The Mudcat Café TM
Thread #58993   Message #937067
Posted By: *daylia*
21-Apr-03 - 10:13 AM
Thread Name: Violence is the American Way?
Subject: Violence is the American Way?
For those of us who've lived and studied outside the US, the decidely American propensity towards war and violent crime is "common knowledge", verified by not only history and crime statistics but also the content of American TV, movies and music.

However, when I've mentioned this on Mudcat I've been puzzled at the response from American Catters (and GUESTS) - often, they either deny it outright or display large gaps of knowledge concerning their own 'national character', at least as it's seen by other nations.

I wondered why this was so ... have non-American historians and sociologists doctored statistics and taught lies about the US then? ... until I found this article yesterday - Violence is the American Way.

It claims, among other things that "The reality untaught in American schools and textbooks is that war – whether on a large or small scale – and domestic violence have been pervasive in American life and culture from this country's earliest days almost 400 years ago.

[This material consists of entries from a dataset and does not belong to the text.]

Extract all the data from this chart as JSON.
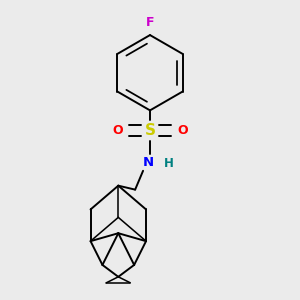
{
  "bg_color": "#ebebeb",
  "black": "#000000",
  "sulfur_color": "#cccc00",
  "oxygen_color": "#ff0000",
  "nitrogen_color": "#0000ff",
  "fluorine_color": "#cc00cc",
  "h_color": "#008080",
  "line_width": 1.4,
  "figsize": [
    3.0,
    3.0
  ],
  "dpi": 100,
  "xlim": [
    0,
    3
  ],
  "ylim": [
    0,
    3
  ]
}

Violence, in varying forms, according to the leading historian of the subject, Richard Maxwell Brown, "has accompanied virtually every stage and aspect of our national experience," and is "part of our unacknowledged (underground) value structure." Indeed, "repeated episodes of violence going far back into our colonial past, have imprinted upon our citizens a propensity to violence."

Thus, America demonstrated a national predilection for war and domestic violence long before the 9/11 attacks, but its leaders and intellectuals through most of the last century cultivated the national self-image, a myth, of America as a moral, "peace-loving" nation which the American population seems unquestioningly to have embraced."


The article contains some very interesting statistics and analysis. Please note - I'm not posting it here to point the finger at anyone, but to hopefully generate some peaceful - and eye-opening - discussion about the claims it makes.

Thanks all - daylia (hoping to deepen my understanding of my neighbours).